While in Waukegan, Graf also urged city officials in 2007 not to apprehend law-abiding undocumented immigrants. As pastor of Holy Family Parish on the city’s South Side in 2002, Graf donated half of his liver to a critically ill parishioner.
His current parish, Our Lady of the Heights in south suburban Chicago Heights, where he is head pastor, has seen immigration arrests recently as part of the Trump administration’s “Operation Midway Blitz.” He has documented his trek on social media and online at stepupspeakout.org.
His walk, in a way, may remind some of St. Patrick’s Way in Northern Ireland, an 82-mile walking trail connecting key sites related to St. Patrick’s proselytizing during the early beginnings of Christianity in Ireland. It starts in the island’s religious center, Armagh, and winds through pastoral landscapes to Down Cathedral in Downpatrick, where the saint’s simple grave, with the name “Patric” etched into his stone tomb, rests.
Graf’s crusade began because he “felt a call that was directly from above” after watching immigration raids taking place in the Chicago region. “I look to help people who get up every single morning to work and raise their families,” he said. “If I can do this small gesture on their behalf, what a blessing it is, what a privilege.”

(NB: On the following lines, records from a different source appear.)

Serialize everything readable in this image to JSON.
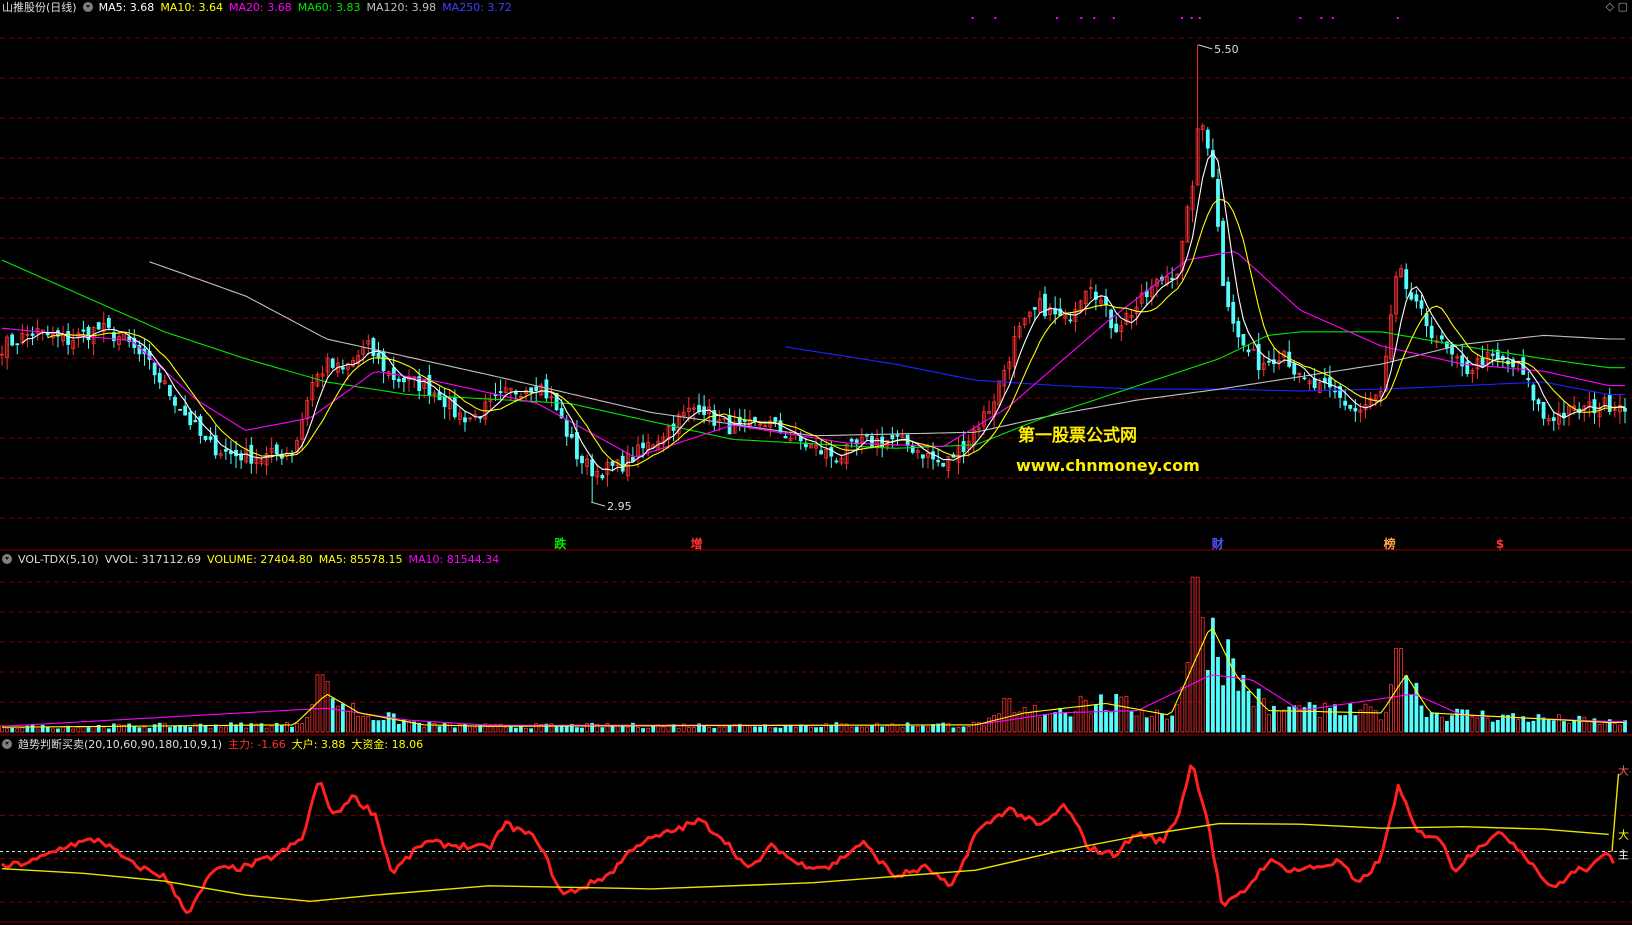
{
  "colors": {
    "bg": "#000000",
    "up": "#ff3232",
    "down": "#54fcfc",
    "ma5": "#ffffff",
    "ma10": "#ffff00",
    "ma20": "#ff00ff",
    "ma60": "#00e600",
    "ma120": "#c0c0c0",
    "ma250": "#2020ff",
    "grid": "#7a0000"
  },
  "main_header": {
    "title": "山推股份(日线)",
    "indicators": [
      {
        "label": "MA5: 3.68",
        "color": "#ffffff"
      },
      {
        "label": "MA10: 3.64",
        "color": "#ffff00"
      },
      {
        "label": "MA20: 3.68",
        "color": "#ff00ff"
      },
      {
        "label": "MA60: 3.83",
        "color": "#00e600"
      },
      {
        "label": "MA120: 3.98",
        "color": "#c0c0c0"
      },
      {
        "label": "MA250: 3.72",
        "color": "#4040ff"
      }
    ]
  },
  "vol_header": {
    "title": "VOL-TDX(5,10)",
    "indicators": [
      {
        "label": "VVOL: 317112.69",
        "color": "#dddddd"
      },
      {
        "label": "VOLUME: 27404.80",
        "color": "#ffff00"
      },
      {
        "label": "MA5: 85578.15",
        "color": "#ffff00"
      },
      {
        "label": "MA10: 81544.34",
        "color": "#ff00ff"
      }
    ]
  },
  "ind_header": {
    "title": "趋势判断买卖(20,10,60,90,180,10,9,1)",
    "indicators": [
      {
        "label": "主力: -1.66",
        "color": "#ff3232"
      },
      {
        "label": "大户: 3.88",
        "color": "#ffff00"
      },
      {
        "label": "大资金: 18.06",
        "color": "#ffff00"
      }
    ]
  },
  "watermark": {
    "line1": "第一股票公式网",
    "line2": "www.chnmoney.com",
    "color": "#ffee00"
  },
  "chart_data": [
    {
      "type": "candlestick",
      "ylim": [
        2.75,
        5.65
      ],
      "annotations": [
        {
          "label": "5.50",
          "x": 0.737,
          "y": 5.5
        },
        {
          "label": "2.95",
          "x": 0.363,
          "y": 2.95
        }
      ],
      "event_markers": [
        {
          "label": "跌",
          "x": 0.344,
          "color": "#00e600"
        },
        {
          "label": "增",
          "x": 0.428,
          "color": "#ff3232"
        },
        {
          "label": "财",
          "x": 0.749,
          "color": "#5050ff"
        },
        {
          "label": "榜",
          "x": 0.855,
          "color": "#ffa040"
        },
        {
          "label": "$",
          "x": 0.923,
          "color": "#ff3232"
        }
      ],
      "price_anchors": [
        [
          0,
          3.82
        ],
        [
          0.02,
          3.9
        ],
        [
          0.04,
          3.85
        ],
        [
          0.06,
          3.92
        ],
        [
          0.075,
          3.86
        ],
        [
          0.09,
          3.72
        ],
        [
          0.11,
          3.48
        ],
        [
          0.125,
          3.28
        ],
        [
          0.14,
          3.22
        ],
        [
          0.16,
          3.2
        ],
        [
          0.18,
          3.24
        ],
        [
          0.19,
          3.6
        ],
        [
          0.2,
          3.72
        ],
        [
          0.21,
          3.68
        ],
        [
          0.225,
          3.82
        ],
        [
          0.24,
          3.65
        ],
        [
          0.26,
          3.6
        ],
        [
          0.27,
          3.55
        ],
        [
          0.28,
          3.44
        ],
        [
          0.29,
          3.42
        ],
        [
          0.31,
          3.55
        ],
        [
          0.33,
          3.62
        ],
        [
          0.34,
          3.5
        ],
        [
          0.355,
          3.2
        ],
        [
          0.365,
          3.12
        ],
        [
          0.38,
          3.15
        ],
        [
          0.4,
          3.28
        ],
        [
          0.415,
          3.4
        ],
        [
          0.43,
          3.5
        ],
        [
          0.44,
          3.4
        ],
        [
          0.455,
          3.35
        ],
        [
          0.47,
          3.4
        ],
        [
          0.485,
          3.32
        ],
        [
          0.5,
          3.25
        ],
        [
          0.515,
          3.2
        ],
        [
          0.53,
          3.28
        ],
        [
          0.55,
          3.3
        ],
        [
          0.565,
          3.24
        ],
        [
          0.58,
          3.15
        ],
        [
          0.595,
          3.3
        ],
        [
          0.61,
          3.5
        ],
        [
          0.625,
          3.88
        ],
        [
          0.64,
          4.05
        ],
        [
          0.655,
          3.95
        ],
        [
          0.67,
          4.2
        ],
        [
          0.685,
          3.92
        ],
        [
          0.7,
          4.05
        ],
        [
          0.715,
          4.2
        ],
        [
          0.725,
          4.25
        ],
        [
          0.733,
          4.7
        ],
        [
          0.738,
          5.1
        ],
        [
          0.745,
          4.9
        ],
        [
          0.752,
          4.2
        ],
        [
          0.762,
          3.85
        ],
        [
          0.775,
          3.72
        ],
        [
          0.79,
          3.8
        ],
        [
          0.8,
          3.62
        ],
        [
          0.82,
          3.56
        ],
        [
          0.835,
          3.45
        ],
        [
          0.85,
          3.56
        ],
        [
          0.86,
          4.25
        ],
        [
          0.87,
          4.05
        ],
        [
          0.885,
          3.85
        ],
        [
          0.9,
          3.68
        ],
        [
          0.915,
          3.75
        ],
        [
          0.935,
          3.7
        ],
        [
          0.95,
          3.42
        ],
        [
          0.965,
          3.45
        ],
        [
          0.98,
          3.48
        ],
        [
          0.99,
          3.5
        ]
      ],
      "ma_anchors": {
        "ma20": [
          [
            0,
            3.92
          ],
          [
            0.08,
            3.85
          ],
          [
            0.12,
            3.52
          ],
          [
            0.15,
            3.35
          ],
          [
            0.19,
            3.42
          ],
          [
            0.23,
            3.68
          ],
          [
            0.27,
            3.62
          ],
          [
            0.33,
            3.5
          ],
          [
            0.39,
            3.2
          ],
          [
            0.45,
            3.38
          ],
          [
            0.52,
            3.28
          ],
          [
            0.58,
            3.26
          ],
          [
            0.62,
            3.48
          ],
          [
            0.68,
            3.95
          ],
          [
            0.73,
            4.3
          ],
          [
            0.76,
            4.35
          ],
          [
            0.8,
            4.02
          ],
          [
            0.85,
            3.82
          ],
          [
            0.9,
            3.72
          ],
          [
            0.95,
            3.68
          ],
          [
            0.99,
            3.6
          ]
        ],
        "ma60": [
          [
            0,
            4.3
          ],
          [
            0.05,
            4.1
          ],
          [
            0.1,
            3.9
          ],
          [
            0.15,
            3.75
          ],
          [
            0.2,
            3.62
          ],
          [
            0.25,
            3.55
          ],
          [
            0.35,
            3.5
          ],
          [
            0.45,
            3.3
          ],
          [
            0.55,
            3.25
          ],
          [
            0.6,
            3.27
          ],
          [
            0.65,
            3.45
          ],
          [
            0.7,
            3.6
          ],
          [
            0.75,
            3.75
          ],
          [
            0.78,
            3.88
          ],
          [
            0.8,
            3.9
          ],
          [
            0.85,
            3.9
          ],
          [
            0.9,
            3.82
          ],
          [
            0.95,
            3.75
          ],
          [
            0.99,
            3.7
          ]
        ],
        "ma120": [
          [
            0.088,
            4.3
          ],
          [
            0.15,
            4.1
          ],
          [
            0.2,
            3.86
          ],
          [
            0.3,
            3.66
          ],
          [
            0.4,
            3.45
          ],
          [
            0.5,
            3.32
          ],
          [
            0.6,
            3.34
          ],
          [
            0.65,
            3.44
          ],
          [
            0.7,
            3.52
          ],
          [
            0.75,
            3.58
          ],
          [
            0.8,
            3.65
          ],
          [
            0.85,
            3.72
          ],
          [
            0.9,
            3.83
          ],
          [
            0.95,
            3.88
          ],
          [
            0.99,
            3.86
          ]
        ],
        "ma250": [
          [
            0.48,
            3.82
          ],
          [
            0.55,
            3.72
          ],
          [
            0.6,
            3.63
          ],
          [
            0.65,
            3.6
          ],
          [
            0.7,
            3.58
          ],
          [
            0.75,
            3.58
          ],
          [
            0.8,
            3.57
          ],
          [
            0.85,
            3.58
          ],
          [
            0.9,
            3.6
          ],
          [
            0.95,
            3.62
          ],
          [
            0.99,
            3.55
          ]
        ]
      },
      "ma_series": [
        {
          "name": "MA5",
          "key": "ma5",
          "color": "#ffffff"
        },
        {
          "name": "MA10",
          "key": "ma10",
          "color": "#ffff00"
        },
        {
          "name": "MA20",
          "key": "ma20",
          "color": "#ff00ff"
        },
        {
          "name": "MA60",
          "key": "ma60",
          "color": "#00e600"
        },
        {
          "name": "MA120",
          "key": "ma120",
          "color": "#c0c0c0"
        },
        {
          "name": "MA250",
          "key": "ma250",
          "color": "#2020ff"
        }
      ]
    },
    {
      "type": "bar",
      "ylim": [
        0,
        340000
      ],
      "spikes": [
        [
          0.735,
          325000
        ],
        [
          0.74,
          240000
        ],
        [
          0.86,
          175000
        ],
        [
          0.195,
          120000
        ],
        [
          0.62,
          70000
        ],
        [
          0.665,
          75000
        ],
        [
          0.8,
          55000
        ]
      ],
      "ma5_anchors": [
        [
          0,
          10000
        ],
        [
          0.18,
          15000
        ],
        [
          0.2,
          80000
        ],
        [
          0.22,
          40000
        ],
        [
          0.26,
          15000
        ],
        [
          0.3,
          12000
        ],
        [
          0.6,
          15000
        ],
        [
          0.63,
          40000
        ],
        [
          0.68,
          60000
        ],
        [
          0.72,
          35000
        ],
        [
          0.745,
          225000
        ],
        [
          0.76,
          120000
        ],
        [
          0.78,
          45000
        ],
        [
          0.85,
          40000
        ],
        [
          0.865,
          120000
        ],
        [
          0.88,
          40000
        ],
        [
          0.99,
          20000
        ]
      ],
      "ma10_anchors": [
        [
          0,
          12000
        ],
        [
          0.2,
          50000
        ],
        [
          0.25,
          25000
        ],
        [
          0.3,
          14000
        ],
        [
          0.6,
          15000
        ],
        [
          0.65,
          40000
        ],
        [
          0.7,
          45000
        ],
        [
          0.745,
          120000
        ],
        [
          0.77,
          110000
        ],
        [
          0.8,
          45000
        ],
        [
          0.87,
          80000
        ],
        [
          0.9,
          35000
        ],
        [
          0.99,
          22000
        ]
      ]
    },
    {
      "type": "line",
      "ylim": [
        -2.2,
        3.2
      ],
      "zero_line": 0,
      "series": [
        {
          "name": "主力",
          "color": "#ff2020",
          "width": 3,
          "points": [
            [
              0,
              -0.5
            ],
            [
              0.02,
              -0.3
            ],
            [
              0.04,
              0.2
            ],
            [
              0.06,
              0.4
            ],
            [
              0.08,
              -0.4
            ],
            [
              0.1,
              -0.8
            ],
            [
              0.115,
              -2.0
            ],
            [
              0.13,
              -0.6
            ],
            [
              0.15,
              -0.5
            ],
            [
              0.17,
              -0.1
            ],
            [
              0.185,
              0.4
            ],
            [
              0.195,
              2.3
            ],
            [
              0.205,
              1.1
            ],
            [
              0.215,
              1.8
            ],
            [
              0.23,
              1.2
            ],
            [
              0.24,
              -0.7
            ],
            [
              0.26,
              0.3
            ],
            [
              0.28,
              0.2
            ],
            [
              0.3,
              0.1
            ],
            [
              0.31,
              0.9
            ],
            [
              0.33,
              0.4
            ],
            [
              0.345,
              -1.4
            ],
            [
              0.36,
              -1.1
            ],
            [
              0.375,
              -0.7
            ],
            [
              0.39,
              0.2
            ],
            [
              0.41,
              0.6
            ],
            [
              0.43,
              1.0
            ],
            [
              0.445,
              0.4
            ],
            [
              0.46,
              -0.6
            ],
            [
              0.475,
              0.2
            ],
            [
              0.49,
              -0.4
            ],
            [
              0.51,
              -0.5
            ],
            [
              0.53,
              0.3
            ],
            [
              0.55,
              -0.8
            ],
            [
              0.57,
              -0.5
            ],
            [
              0.585,
              -1.2
            ],
            [
              0.6,
              0.6
            ],
            [
              0.62,
              1.4
            ],
            [
              0.64,
              0.8
            ],
            [
              0.655,
              1.5
            ],
            [
              0.67,
              0.1
            ],
            [
              0.685,
              -0.1
            ],
            [
              0.7,
              0.6
            ],
            [
              0.715,
              0.3
            ],
            [
              0.725,
              1.2
            ],
            [
              0.733,
              2.9
            ],
            [
              0.743,
              1.0
            ],
            [
              0.752,
              -1.8
            ],
            [
              0.765,
              -1.3
            ],
            [
              0.78,
              -0.3
            ],
            [
              0.795,
              -0.6
            ],
            [
              0.81,
              -0.5
            ],
            [
              0.825,
              -0.3
            ],
            [
              0.835,
              -1.1
            ],
            [
              0.85,
              -0.2
            ],
            [
              0.86,
              2.1
            ],
            [
              0.872,
              0.6
            ],
            [
              0.885,
              0.5
            ],
            [
              0.895,
              -0.6
            ],
            [
              0.91,
              0.2
            ],
            [
              0.925,
              0.6
            ],
            [
              0.94,
              -0.2
            ],
            [
              0.955,
              -1.2
            ],
            [
              0.97,
              -0.6
            ],
            [
              0.98,
              -0.5
            ],
            [
              0.99,
              0.0
            ],
            [
              0.993,
              -0.3
            ]
          ]
        },
        {
          "name": "大户",
          "color": "#e6e600",
          "width": 1.4,
          "points": [
            [
              0,
              -0.55
            ],
            [
              0.05,
              -0.7
            ],
            [
              0.1,
              -0.95
            ],
            [
              0.15,
              -1.4
            ],
            [
              0.19,
              -1.6
            ],
            [
              0.23,
              -1.4
            ],
            [
              0.3,
              -1.1
            ],
            [
              0.4,
              -1.2
            ],
            [
              0.5,
              -1.0
            ],
            [
              0.6,
              -0.6
            ],
            [
              0.65,
              0.0
            ],
            [
              0.7,
              0.5
            ],
            [
              0.75,
              0.9
            ],
            [
              0.8,
              0.88
            ],
            [
              0.85,
              0.75
            ],
            [
              0.9,
              0.8
            ],
            [
              0.95,
              0.72
            ],
            [
              0.99,
              0.55
            ]
          ]
        },
        {
          "name": "大资金",
          "color": "#e6e600",
          "width": 1.4,
          "points": [
            [
              0.992,
              0.0
            ],
            [
              0.996,
              2.5
            ]
          ]
        }
      ],
      "end_labels": [
        {
          "label": "大",
          "y": 2.6,
          "color": "#ff6060"
        },
        {
          "label": "大",
          "y": 0.55,
          "color": "#ffff00"
        },
        {
          "label": "主",
          "y": -0.1,
          "color": "#ffffff"
        }
      ]
    }
  ]
}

Faith leaders have a responsibility to maintain humanity, he told Evy Lewis of The Daily Southtown in a Nov. 27 report. “Just reminding the powers that be in terms of the authorities, civil authorities; what is God’s mind and heart in all of this?” Graf said. “We are children of God.”
Apparently, the U.S. Conference of Catholic Bishops agrees with that assessment, calling last month for “a meaningful reform of our nation’s immigration laws and procedures”. They argued, “human dignity and national security are not in conflict.”
At the same time, the pope chastised the Trump administration for treating immigrants with disrespect when they have been taken into custody. There’s been nothing humane in the way those apprehended, including U.S. citizens, have been treated by immigration authorities.
Some believe the roundups by federal agents of U.S. Immigration and Customs Enforcement, along with the Border Patrol, are on hiatus until the new year begins. If so, Rev. Graf may need to get a new pair of walking shoes to take on the next immigration offensive.
Charles Selle is a former News-Sun reporter, political editor and editor.